Add the component "tHDFSList": List the different files contents in the hdfs folder.
Add the component "tHDFSProperties": Display the properties of the different files (Example : mode, time, directory name...)
Add the component "tLogRow': Display the result.
Create links:
"tHDFSConnection" is connected with "tHDFSList" (through "OnSubjobOk")
"tHDFSList" is connected with "tHDFSProperties" (through "Iterate")
"tHDFSProperties" is connected with "tLogRun" (through "Main")
Double click on "tHDFSConnection" and set its properties:
Add a "Cloudera" distribution and select the latest version of Cloudera
Enter the Name Node URL. The URL has to respect this format : "hdfs://ip_hdfs:port_hdfs/" Use context variables if possible : "hdfs://"+context.IP_HDFS+":"+context.Port_HDFS+"/"
Add the user
Double click on "tHDFSList" and set its properties:
Check "Use an existing connection" and select the connection made by the component "tHDFSConnection"
Add a hdfs folder: context.Folder_HDFS
Add a Filemask.

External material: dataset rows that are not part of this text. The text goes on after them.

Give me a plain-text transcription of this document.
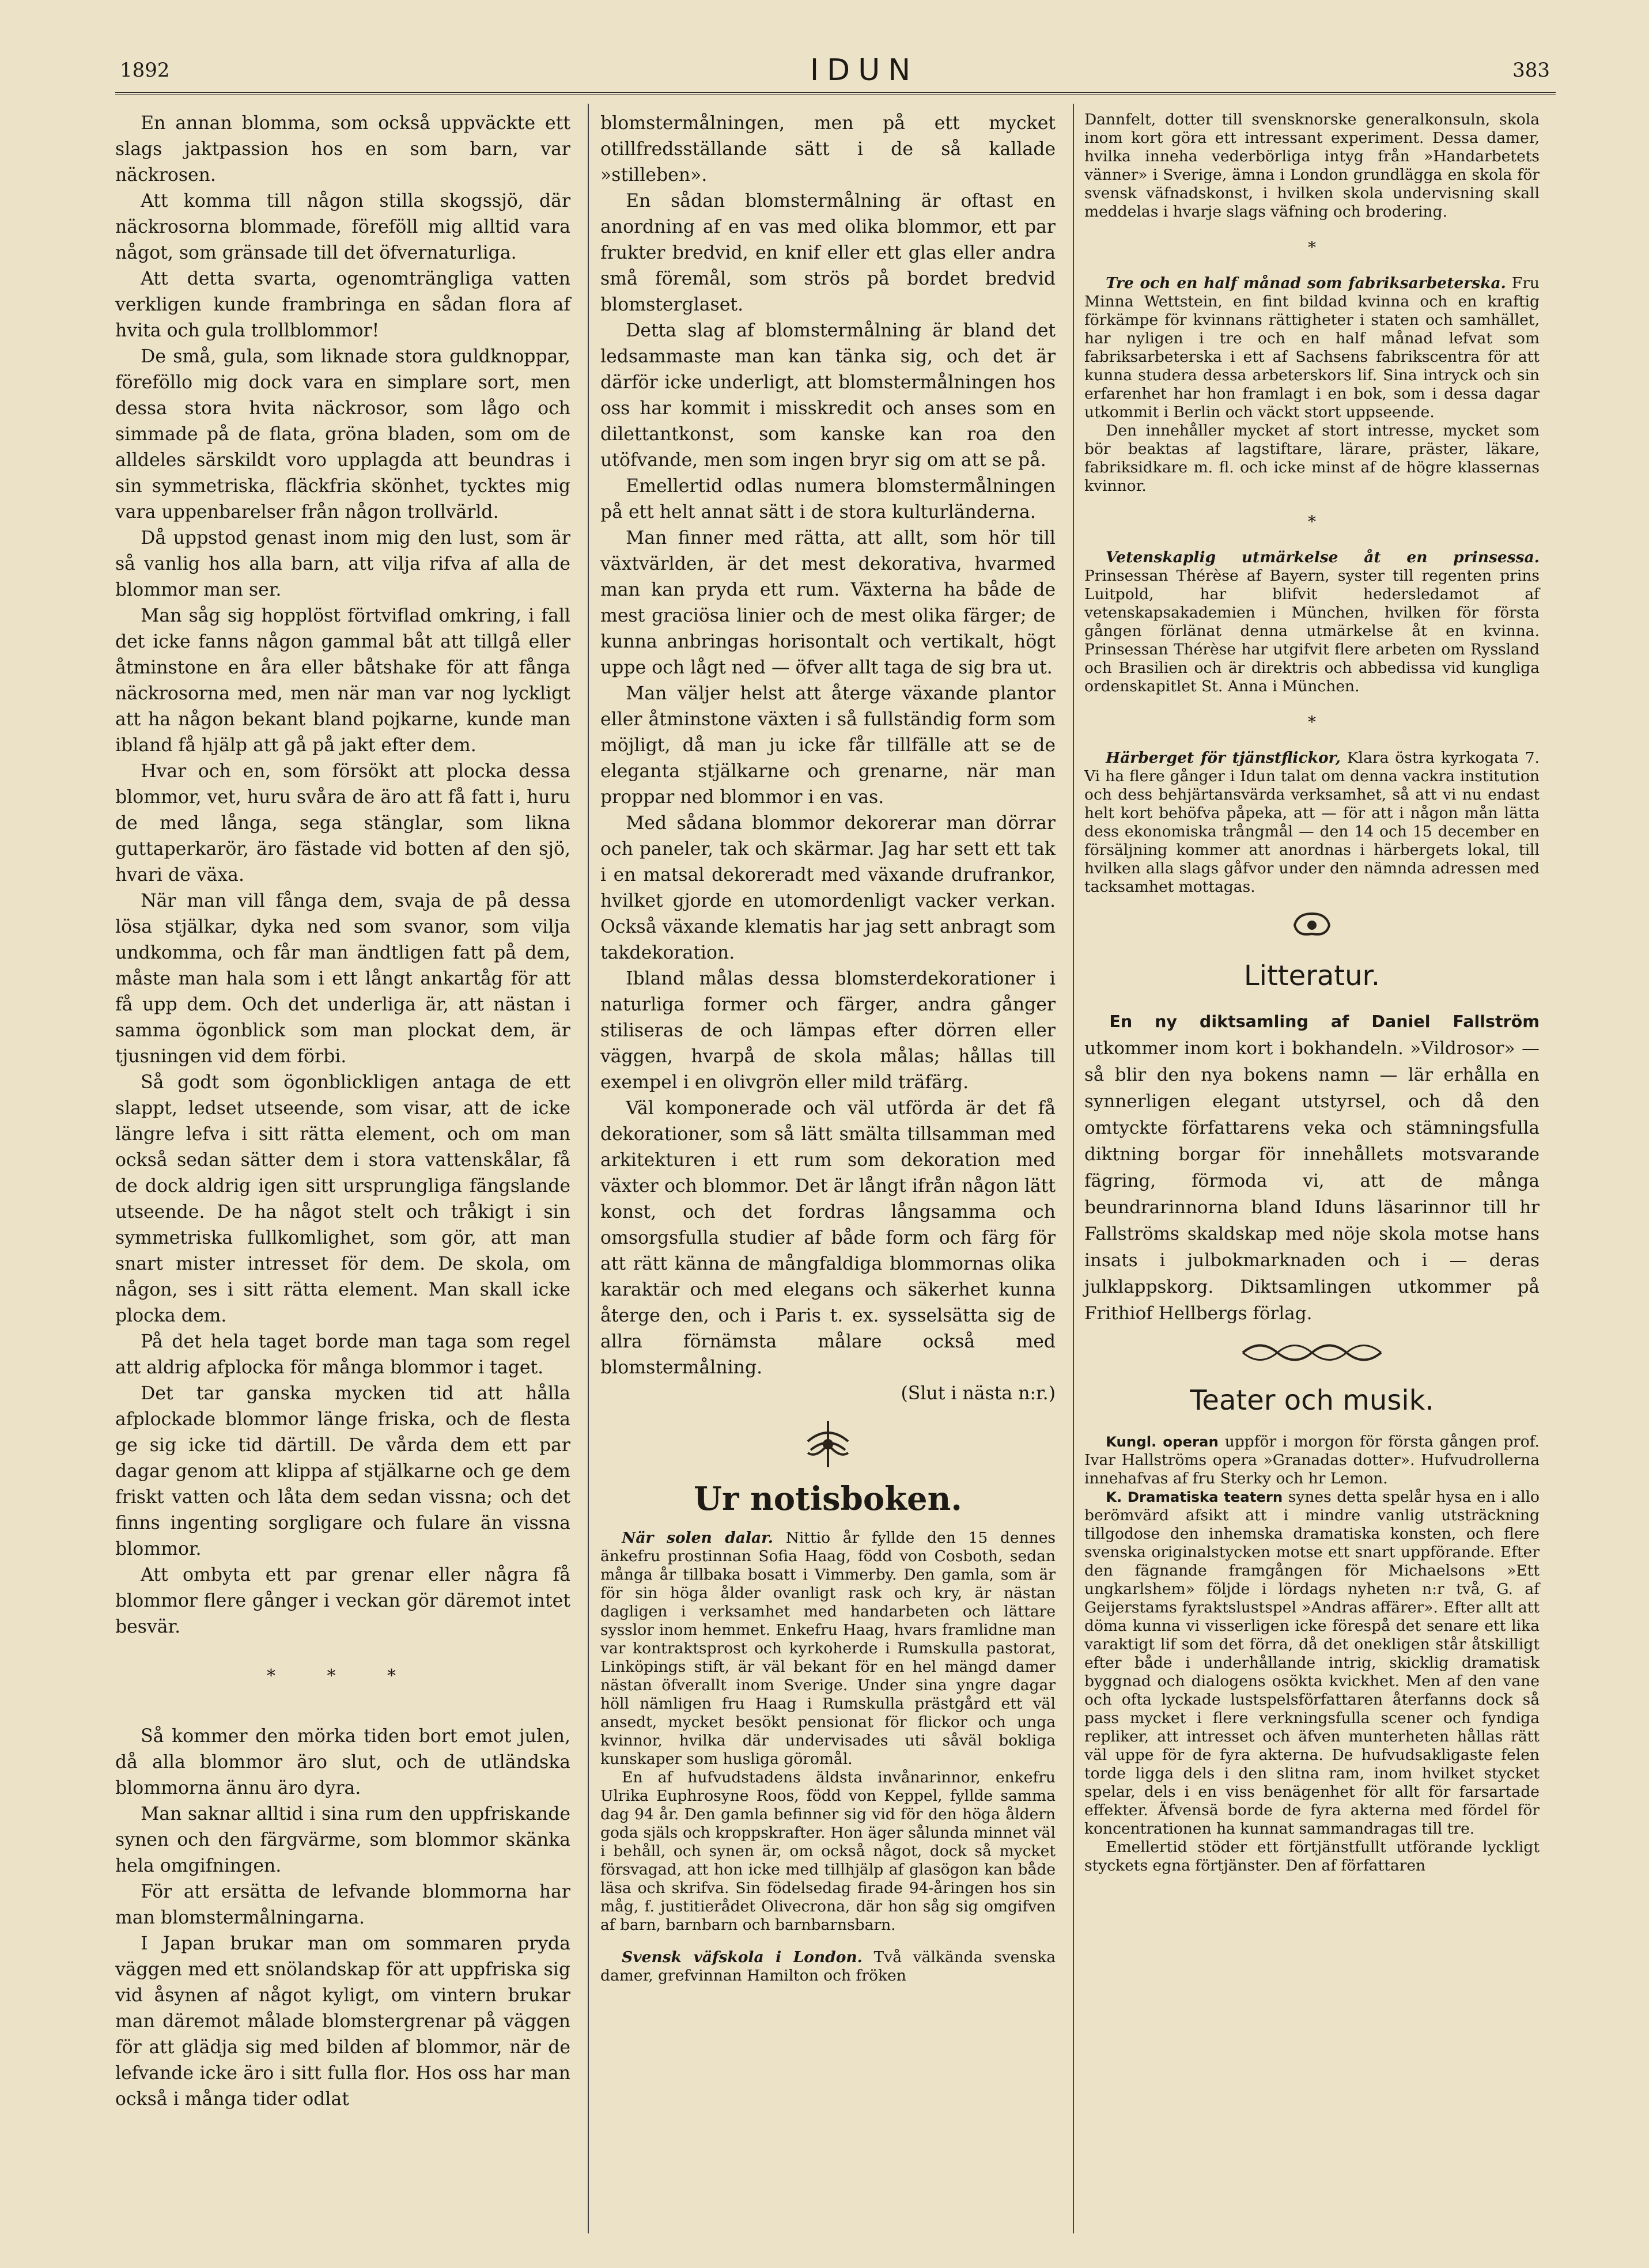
1892	IDUN	383

En annan blomma, som också uppväckte ett slags jaktpassion hos en som barn, var näckrosen.

Att komma till någon stilla skogssjö, där näckrosorna blommade, föreföll mig alltid vara något, som gränsade till det öfvernaturliga.

Att detta svarta, ogenomträngliga vatten verkligen kunde frambringa en sådan flora af hvita och gula trollblommor!

De små, gula, som liknade stora guldknoppar, föreföllo mig dock vara en simplare sort, men dessa stora hvita näckrosor, som lågo och simmade på de flata, gröna bladen, som om de alldeles särskildt voro upplagda att beundras i sin symmetriska, fläckfria skönhet, tycktes mig vara uppenbarelser från någon trollvärld.

Då uppstod genast inom mig den lust, som är så vanlig hos alla barn, att vilja rifva af alla de blommor man ser.

Man såg sig hopplöst förtviflad omkring, i fall det icke fanns någon gammal båt att tillgå eller åtminstone en åra eller båtshake för att fånga näckrosorna med, men när man var nog lyckligt att ha någon bekant bland pojkarne, kunde man ibland få hjälp att gå på jakt efter dem.

Hvar och en, som försökt att plocka dessa blommor, vet, huru svåra de äro att få fatt i, huru de med långa, sega stänglar, som likna guttaperkarör, äro fästade vid botten af den sjö, hvari de växa.

När man vill fånga dem, svaja de på dessa lösa stjälkar, dyka ned som svanor, som vilja undkomma, och får man ändtligen fatt på dem, måste man hala som i ett långt ankartåg för att få upp dem. Och det underliga är, att nästan i samma ögonblick som man plockat dem, är tjusningen vid dem förbi.

Så godt som ögonblickligen antaga de ett slappt, ledset utseende, som visar, att de icke längre lefva i sitt rätta element, och om man också sedan sätter dem i stora vattenskålar, få de dock aldrig igen sitt ursprungliga fängslande utseende. De ha något stelt och tråkigt i sin symmetriska fullkomlighet, som gör, att man snart mister intresset för dem. De skola, om någon, ses i sitt rätta element. Man skall icke plocka dem.

På det hela taget borde man taga som regel att aldrig afplocka för många blommor i taget.

Det tar ganska mycken tid att hålla afplockade blommor länge friska, och de flesta ge sig icke tid därtill. De vårda dem ett par dagar genom att klippa af stjälkarne och ge dem friskt vatten och låta dem sedan vissna; och det finns ingenting sorgligare och fulare än vissna blommor.

Att ombyta ett par grenar eller några få blommor flere gånger i veckan gör däremot intet besvär.

* * *

Så kommer den mörka tiden bort emot julen, då alla blommor äro slut, och de utländska blommorna ännu äro dyra.

Man saknar alltid i sina rum den uppfriskande synen och den färgvärme, som blommor skänka hela omgifningen.

För att ersätta de lefvande blommorna har man blomstermålningarna.

I Japan brukar man om sommaren pryda väggen med ett snölandskap för att uppfriska sig vid åsynen af något kyligt, om vintern brukar man däremot målade blomstergrenar på väggen för att glädja sig med bilden af blommor, när de lefvande icke äro i sitt fulla flor. Hos oss har man också i många tider odlat

blomstermålningen, men på ett mycket otillfredsställande sätt i de så kallade »stilleben».

En sådan blomstermålning är oftast en anordning af en vas med olika blommor, ett par frukter bredvid, en knif eller ett glas eller andra små föremål, som strös på bordet bredvid blomsterglaset.

Detta slag af blomstermålning är bland det ledsammaste man kan tänka sig, och det är därför icke underligt, att blomstermålningen hos oss har kommit i misskredit och anses som en dilettantkonst, som kanske kan roa den utöfvande, men som ingen bryr sig om att se på.

Emellertid odlas numera blomstermålningen på ett helt annat sätt i de stora kulturländerna.

Man finner med rätta, att allt, som hör till växtvärlden, är det mest dekorativa, hvarmed man kan pryda ett rum. Växterna ha både de mest graciösa linier och de mest olika färger; de kunna anbringas horisontalt och vertikalt, högt uppe och lågt ned — öfver allt taga de sig bra ut.

Man väljer helst att återge växande plantor eller åtminstone växten i så fullständig form som möjligt, då man ju icke får tillfälle att se de eleganta stjälkarne och grenarne, när man proppar ned blommor i en vas.

Med sådana blommor dekorerar man dörrar och paneler, tak och skärmar. Jag har sett ett tak i en matsal dekoreradt med växande drufrankor, hvilket gjorde en utomordenligt vacker verkan. Också växande klematis har jag sett anbragt som takdekoration.

Ibland målas dessa blomsterdekorationer i naturliga former och färger, andra gånger stiliseras de och lämpas efter dörren eller väggen, hvarpå de skola målas; hållas till exempel i en olivgrön eller mild träfärg.

Väl komponerade och väl utförda är det få dekorationer, som så lätt smälta tillsamman med arkitekturen i ett rum som dekoration med växter och blommor. Det är långt ifrån någon lätt konst, och det fordras långsamma och omsorgsfulla studier af både form och färg för att rätt känna de mångfaldiga blommornas olika karaktär och med elegans och säkerhet kunna återge den, och i Paris t. ex. sysselsätta sig de allra förnämsta målare också med blomstermålning.

(Slut i nästa n:r.)

Ur notisboken.

När solen dalar. Nittio år fyllde den 15 dennes änkefru prostinnan Sofia Haag, född von Cosboth, sedan många år tillbaka bosatt i Vimmerby. Den gamla, som är för sin höga ålder ovanligt rask och kry, är nästan dagligen i verksamhet med handarbeten och lättare sysslor inom hemmet. Enkefru Haag, hvars framlidne man var kontraktsprost och kyrkoherde i Rumskulla pastorat, Linköpings stift, är väl bekant för en hel mängd damer nästan öfverallt inom Sverige. Under sina yngre dagar höll nämligen fru Haag i Rumskulla prästgård ett väl ansedt, mycket besökt pensionat för flickor och unga kvinnor, hvilka där undervisades uti såväl bokliga kunskaper som husliga göromål.

En af hufvudstadens äldsta invånarinnor, enkefru Ulrika Euphrosyne Roos, född von Keppel, fyllde samma dag 94 år. Den gamla befinner sig vid för den höga åldern goda själs och kroppskrafter. Hon äger sålunda minnet väl i behåll, och synen är, om också något, dock så mycket försvagad, att hon icke med tillhjälp af glasögon kan både läsa och skrifva. Sin födelsedag firade 94-åringen hos sin måg, f. justitierådet Olivecrona, där hon såg sig omgifven af barn, barnbarn och barnbarnsbarn.

Svensk väfskola i London. Två välkända svenska damer, grefvinnan Hamilton och fröken

Dannfelt, dotter till svensknorske generalkonsuln, skola inom kort göra ett intressant experiment. Dessa damer, hvilka inneha vederbörliga intyg från »Handarbetets vänner» i Sverige, ämna i London grundlägga en skola för svensk väfnadskonst, i hvilken skola undervisning skall meddelas i hvarje slags väfning och brodering.

*

Tre och en half månad som fabriksarbeterska. Fru Minna Wettstein, en fint bildad kvinna och en kraftig förkämpe för kvinnans rättigheter i staten och samhället, har nyligen i tre och en half månad lefvat som fabriksarbeterska i ett af Sachsens fabrikscentra för att kunna studera dessa arbeterskors lif. Sina intryck och sin erfarenhet har hon framlagt i en bok, som i dessa dagar utkommit i Berlin och väckt stort uppseende.

Den innehåller mycket af stort intresse, mycket som bör beaktas af lagstiftare, lärare, präster, läkare, fabriksidkare m. fl. och icke minst af de högre klassernas kvinnor.

*

Vetenskaplig utmärkelse åt en prinsessa. Prinsessan Thérèse af Bayern, syster till regenten prins Luitpold, har blifvit hedersledamot af vetenskapsakademien i München, hvilken för första gången förlänat denna utmärkelse åt en kvinna. Prinsessan Thérèse har utgifvit flere arbeten om Ryssland och Brasilien och är direktris och abbedissa vid kungliga ordenskapitlet St. Anna i München.

*

Härberget för tjänstflickor, Klara östra kyrkogata 7. Vi ha flere gånger i Idun talat om denna vackra institution och dess behjärtansvärda verksamhet, så att vi nu endast helt kort behöfva påpeka, att — för att i någon mån lätta dess ekonomiska trångmål — den 14 och 15 december en försäljning kommer att anordnas i härbergets lokal, till hvilken alla slags gåfvor under den nämnda adressen med tacksamhet mottagas.

Litteratur.

En ny diktsamling af Daniel Fallström utkommer inom kort i bokhandeln. »Vildrosor» — så blir den nya bokens namn — lär erhålla en synnerligen elegant utstyrsel, och då den omtyckte författarens veka och stämningsfulla diktning borgar för innehållets motsvarande fägring, förmoda vi, att de många beundrarinnorna bland Iduns läsarinnor till hr Fallströms skaldskap med nöje skola motse hans insats i julbokmarknaden och i — deras julklappskorg. Diktsamlingen utkommer på Frithiof Hellbergs förlag.

Teater och musik.

Kungl. operan uppför i morgon för första gången prof. Ivar Hallströms opera »Granadas dotter». Hufvudrollerna innehafvas af fru Sterky och hr Lemon.

K. Dramatiska teatern synes detta spelår hysa en i allo berömvärd afsikt att i mindre vanlig utsträckning tillgodose den inhemska dramatiska konsten, och flere svenska originalstycken motse ett snart uppförande. Efter den fägnande framgången för Michaelsons »Ett ungkarlshem» följde i lördags nyheten n:r två, G. af Geijerstams fyraktslustspel »Andras affärer». Efter allt att döma kunna vi visserligen icke förespå det senare ett lika varaktigt lif som det förra, då det onekligen står åtskilligt efter både i underhållande intrig, skicklig dramatisk byggnad och dialogens osökta kvickhet. Men af den vane och ofta lyckade lustspelsförfattaren återfanns dock så pass mycket i flere verkningsfulla scener och fyndiga repliker, att intresset och äfven munterheten hållas rätt väl uppe för de fyra akterna. De hufvudsakligaste felen torde ligga dels i den slitna ram, inom hvilket stycket spelar, dels i en viss benägenhet för allt för farsartade effekter. Äfvensä borde de fyra akterna med fördel för koncentrationen ha kunnat sammandragas till tre.

Emellertid stöder ett förtjänstfullt utförande lyckligt styckets egna förtjänster. Den af författaren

In the example, the filemask is "*" because this job is looking up every file. If you want to only search for files ending with the extension ".csv", you can enter "*.csv". The star means "whatever" before ".csv".
In "Sort", select "Name of file"
Double click on "tHDFSProperties" :
Tick "Use an existing connection"
Add a file: ((String)globalMap.get("tHDFSList_1_CURRENT_FILEPATH")) This command use the current file of the component tHDFS_List.